Highest Common Factor of 55, 706, 574 using Euclid's algorithm

Highest common factor or Highest common divisor (hcd) can be calculated by Euclid's algotithm.

Highest common factor (HCF) of 55, 706, 574 is 1.

Step 1: Since 706 > 55, we apply the division lemma to 706 and 55, to get

706 = 55 x 12 + 46

Step 2: Since the reminder 55 ≠ 0, we apply division lemma to 46 and 55, to get

55 = 46 x 1 + 9

Step 3: We consider the new divisor 46 and the new remainder 9, and apply the division lemma to get

46 = 9 x 5 + 1

We consider the new divisor 9 and the new remainder 1, and apply the division lemma to get

9 = 1 x 9 + 0

The remainder has now become zero, so our procedure stops.
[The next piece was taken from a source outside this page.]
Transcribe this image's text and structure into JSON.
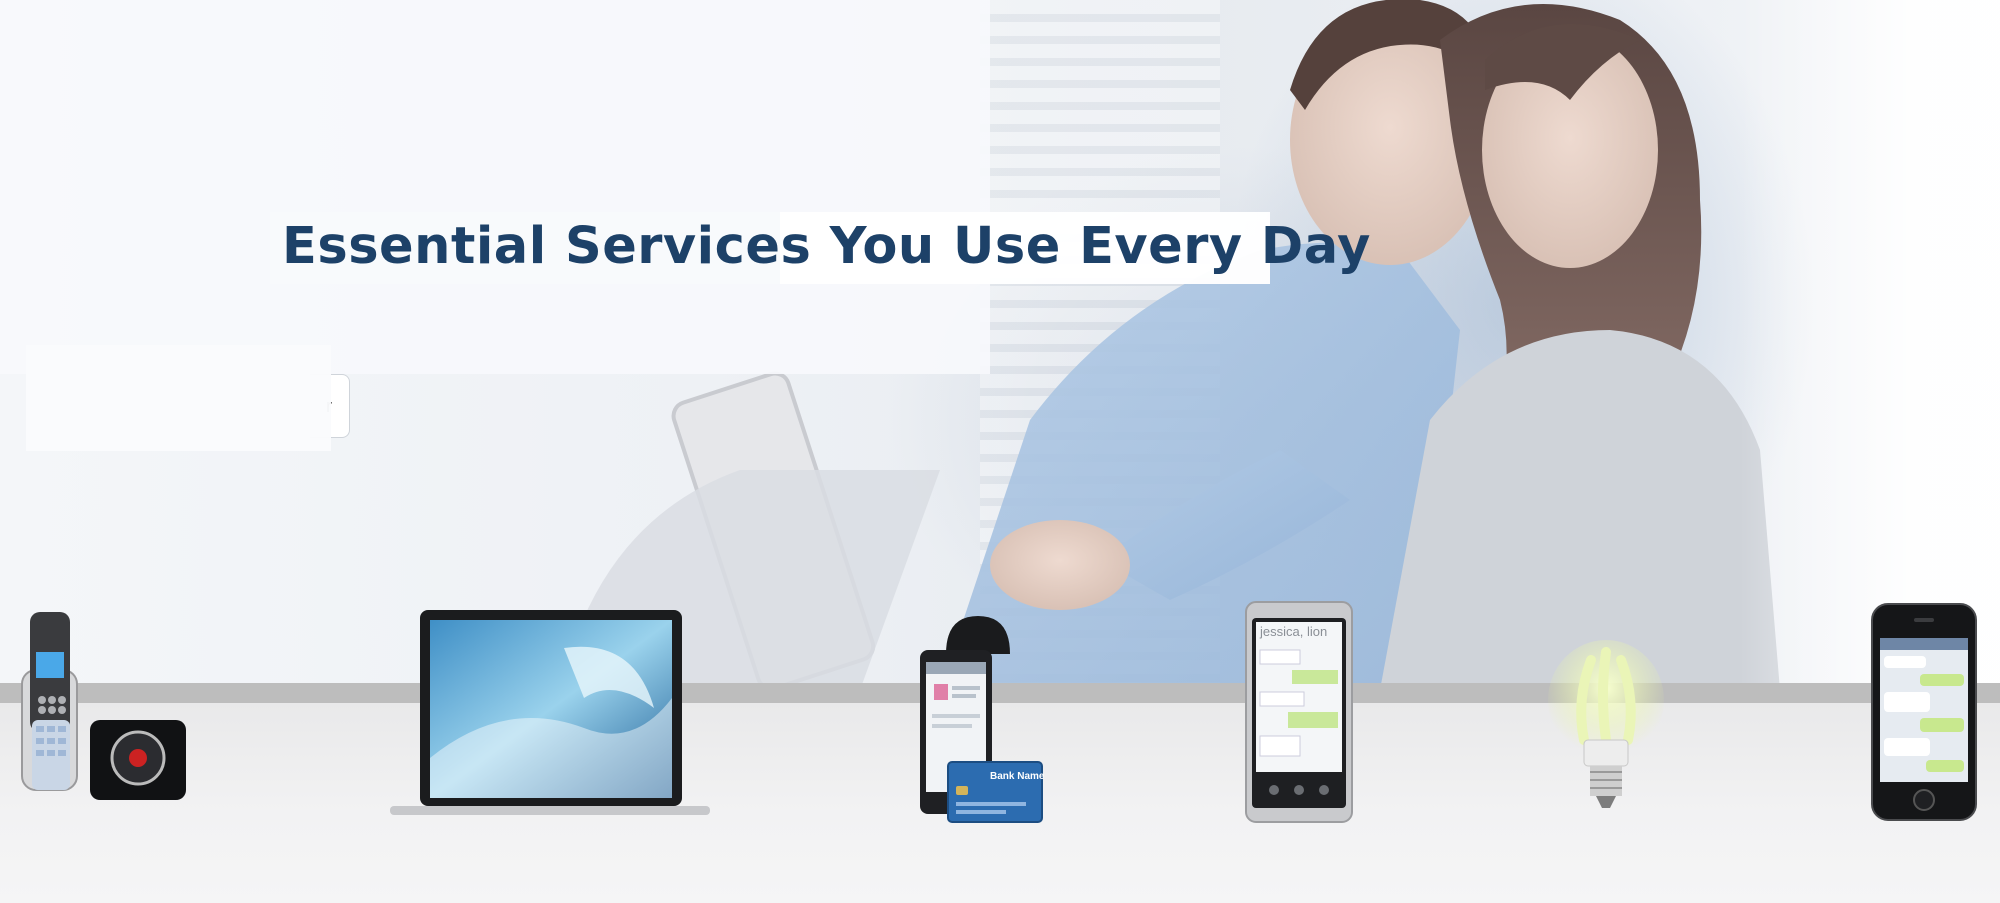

Since the divisor at this stage is 1, the HCF of 55 and 706 is 1

Notice that 1 = HCF(9,1) = HCF(46,9) = HCF(55,46) = HCF(706,55) .

We can take hcf of as 1st numbers and next number as another number to apply in Euclidean lemma

Step 1: Since 574 > 1, we apply the division lemma to 574 and 1, to get

574 = 1 x 574 + 0

The remainder has now become zero, so our procedure stops. Since the divisor at this stage is 1, the HCF of 1 and 574 is 1

Notice that 1 = HCF(574,1) .

Here are some samples of HCF using Euclid's Algorithm calculations.

• HCF of 77, 681, 553
• HCF of 38, 239, 746
• HCF of 57, 693, 250
• HCF of 59, 729, 339
• HCF of 49, 470, 233

1. What is the Euclid division algorithm?
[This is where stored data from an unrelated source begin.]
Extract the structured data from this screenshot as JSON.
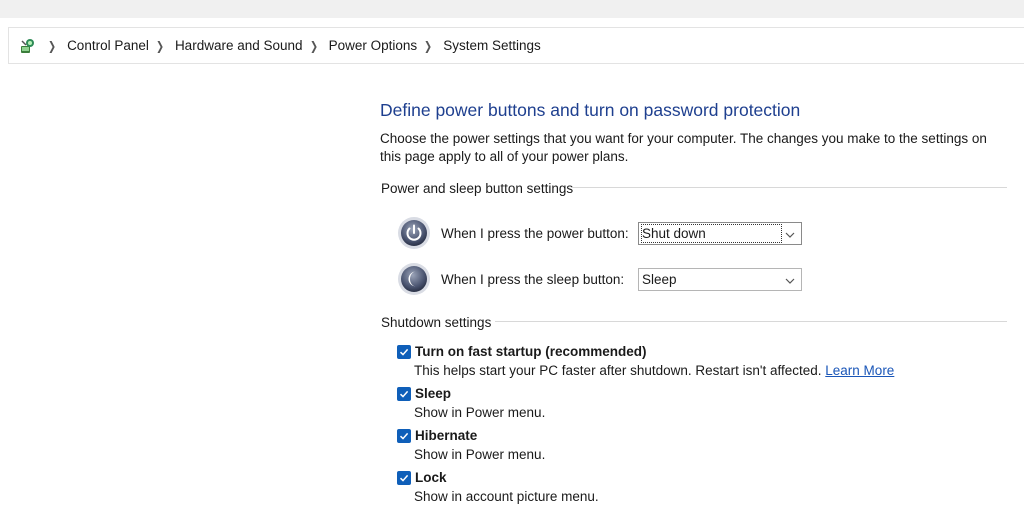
{
  "breadcrumb": {
    "items": [
      "Control Panel",
      "Hardware and Sound",
      "Power Options",
      "System Settings"
    ]
  },
  "page": {
    "title": "Define power buttons and turn on password protection",
    "description": "Choose the power settings that you want for your computer. The changes you make to the settings on this page apply to all of your power plans."
  },
  "power_group": {
    "header": "Power and sleep button settings",
    "power_button": {
      "label": "When I press the power button:",
      "value": "Shut down"
    },
    "sleep_button": {
      "label": "When I press the sleep button:",
      "value": "Sleep"
    }
  },
  "shutdown_group": {
    "header": "Shutdown settings",
    "fast_startup": {
      "label": "Turn on fast startup (recommended)",
      "checked": true,
      "description": "This helps start your PC faster after shutdown. Restart isn't affected.",
      "link": "Learn More"
    },
    "sleep": {
      "label": "Sleep",
      "checked": true,
      "description": "Show in Power menu."
    },
    "hibernate": {
      "label": "Hibernate",
      "checked": true,
      "description": "Show in Power menu."
    },
    "lock": {
      "label": "Lock",
      "checked": true,
      "description": "Show in account picture menu."
    }
  },
  "colors": {
    "title": "#1e3f8f",
    "checkbox": "#0f5fb9",
    "link": "#1a56b8"
  },
  "icons": {
    "control_panel": "control-panel-icon",
    "power": "power-icon",
    "sleep": "moon-icon",
    "checkmark": "checkmark-icon",
    "dropdown": "chevron-down-icon"
  }
}
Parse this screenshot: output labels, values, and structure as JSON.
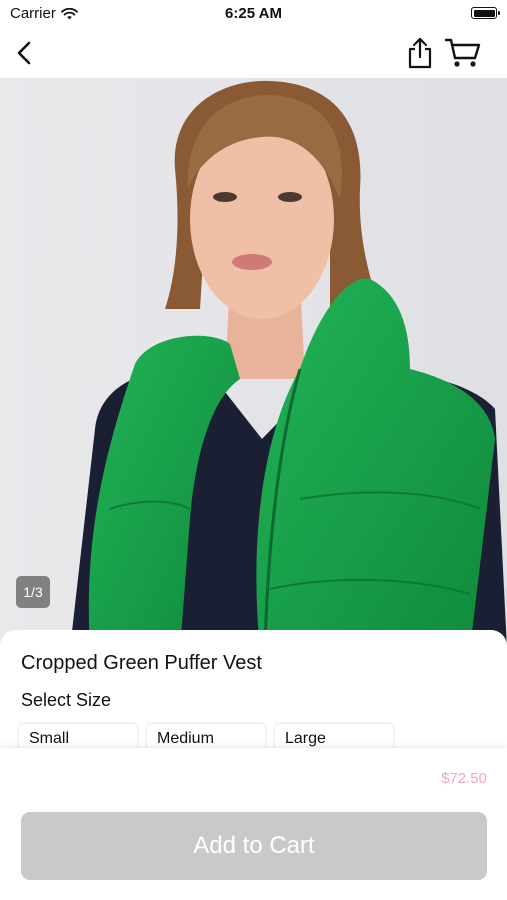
{
  "status_bar": {
    "carrier": "Carrier",
    "time": "6:25 AM",
    "icons": [
      "wifi-icon",
      "battery-icon"
    ]
  },
  "nav_bar": {
    "icons": [
      "back-chevron-icon",
      "share-icon",
      "cart-icon"
    ]
  },
  "gallery": {
    "page_indicator": "1/3",
    "image_description_colors": {
      "vest": "#17a04a",
      "sweater": "#1a1f33",
      "background": "#e7e7ea"
    }
  },
  "product": {
    "title": "Cropped Green Puffer Vest",
    "size_heading": "Select Size",
    "sizes": [
      "Small",
      "Medium",
      "Large"
    ],
    "price": "$72.50",
    "add_to_cart_label": "Add to Cart"
  },
  "colors": {
    "price": "#f2a6c4",
    "button_disabled": "#c9c9c9"
  }
}
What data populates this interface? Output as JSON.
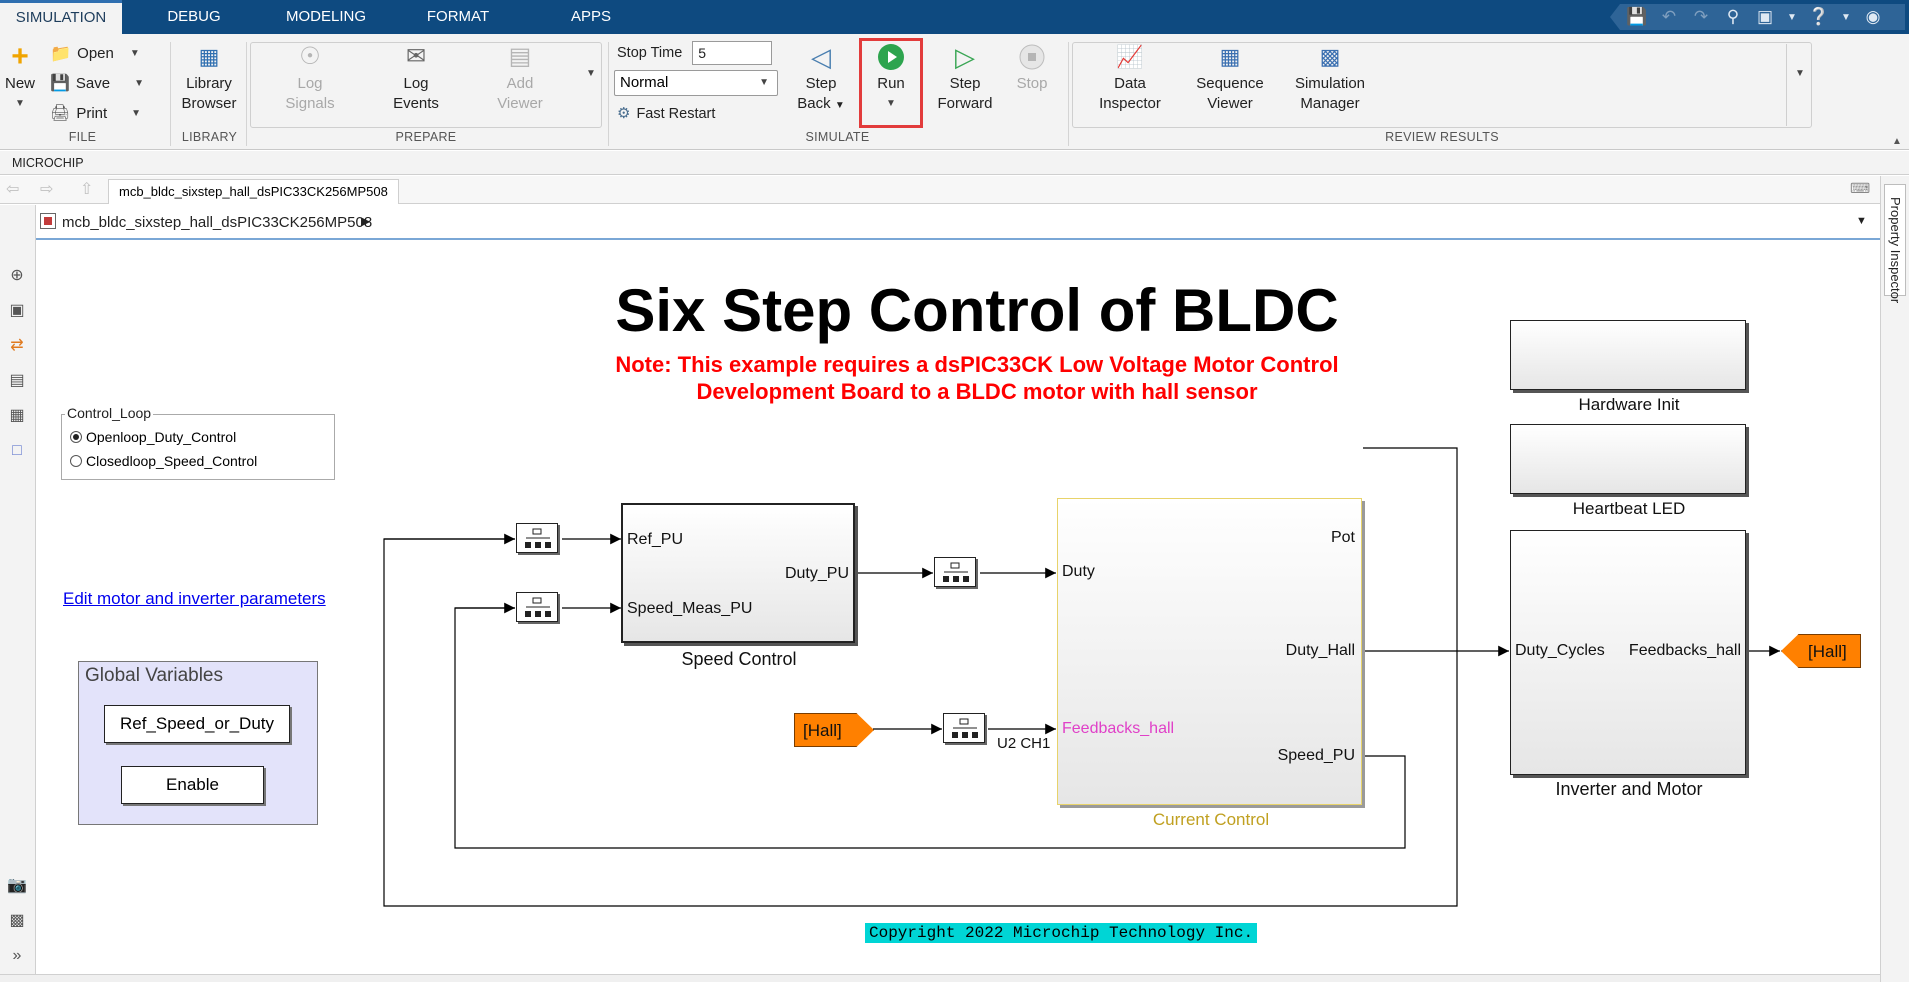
{
  "tabs": [
    "SIMULATION",
    "DEBUG",
    "MODELING",
    "FORMAT",
    "APPS"
  ],
  "ribbon": {
    "file": {
      "label": "FILE",
      "new": "New",
      "open": "Open",
      "save": "Save",
      "print": "Print"
    },
    "library": {
      "label": "LIBRARY",
      "browser_line1": "Library",
      "browser_line2": "Browser"
    },
    "prepare": {
      "label": "PREPARE",
      "log_signals_1": "Log",
      "log_signals_2": "Signals",
      "log_events_1": "Log",
      "log_events_2": "Events",
      "add_viewer_1": "Add",
      "add_viewer_2": "Viewer"
    },
    "simulate": {
      "label": "SIMULATE",
      "stop_time_label": "Stop Time",
      "stop_time_value": "5",
      "mode": "Normal",
      "fast_restart": "Fast Restart",
      "step_back_1": "Step",
      "step_back_2": "Back",
      "run": "Run",
      "step_forward_1": "Step",
      "step_forward_2": "Forward",
      "stop": "Stop"
    },
    "review": {
      "label": "REVIEW RESULTS",
      "data_inspector_1": "Data",
      "data_inspector_2": "Inspector",
      "sequence_viewer_1": "Sequence",
      "sequence_viewer_2": "Viewer",
      "sim_manager_1": "Simulation",
      "sim_manager_2": "Manager"
    }
  },
  "microchip_tab": "MICROCHIP",
  "document_tab": "mcb_bldc_sixstep_hall_dsPIC33CK256MP508",
  "breadcrumb": "mcb_bldc_sixstep_hall_dsPIC33CK256MP508",
  "property_inspector": "Property Inspector",
  "model": {
    "title": "Six Step Control of BLDC",
    "note_line1": "Note: This example requires a dsPIC33CK Low Voltage Motor Control",
    "note_line2": "Development Board to a BLDC motor with hall sensor",
    "control_loop": {
      "title": "Control_Loop",
      "options": [
        "Openloop_Duty_Control",
        "Closedloop_Speed_Control"
      ],
      "selected": "Openloop_Duty_Control"
    },
    "edit_link": "Edit motor and inverter parameters",
    "global_vars": {
      "title": "Global Variables",
      "ref_speed": "Ref_Speed_or_Duty",
      "enable": "Enable"
    },
    "speed_control": {
      "name": "Speed Control",
      "in1": "Ref_PU",
      "in2": "Speed_Meas_PU",
      "out1": "Duty_PU"
    },
    "current_control": {
      "name": "Current Control",
      "in1": "Duty",
      "in2": "Feedbacks_hall",
      "out1": "Pot",
      "out2": "Duty_Hall",
      "out3": "Speed_PU"
    },
    "inverter": {
      "name": "Inverter and Motor",
      "in1": "Duty_Cycles",
      "out1": "Feedbacks_hall"
    },
    "hardware_init": "Hardware Init",
    "heartbeat_led": "Heartbeat LED",
    "hall_from": "[Hall]",
    "hall_goto": "[Hall]",
    "rt_label": "U2 CH1",
    "copyright": "Copyright 2022 Microchip Technology Inc."
  },
  "colors": {
    "toolbar_blue": "#0e4a80",
    "run_highlight": "#e23b3b",
    "tag_orange": "#ff8000",
    "note_red": "#ff0000",
    "current_control_border": "#e8d36a",
    "feedbacks_magenta": "#e040c8",
    "copyright_bg": "#00d5d5"
  }
}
Answer: Euclid's Division Algorithm is a technique to compute the Highest Common Factor (HCF) of given positive integers.

2. what is the HCF of 55, 706, 574?

Answer: HCF of 55, 706, 574 is 1 the largest number that divides all the numbers leaving a remainder zero.

3. How to find HCF of 55, 706, 574 using Euclid's Algorithm?

Answer: For arbitrary numbers 55, 706, 574 apply Euclid’s Division Lemma in succession until you obtain a remainder zero. HCF is the remainder in the last but one step.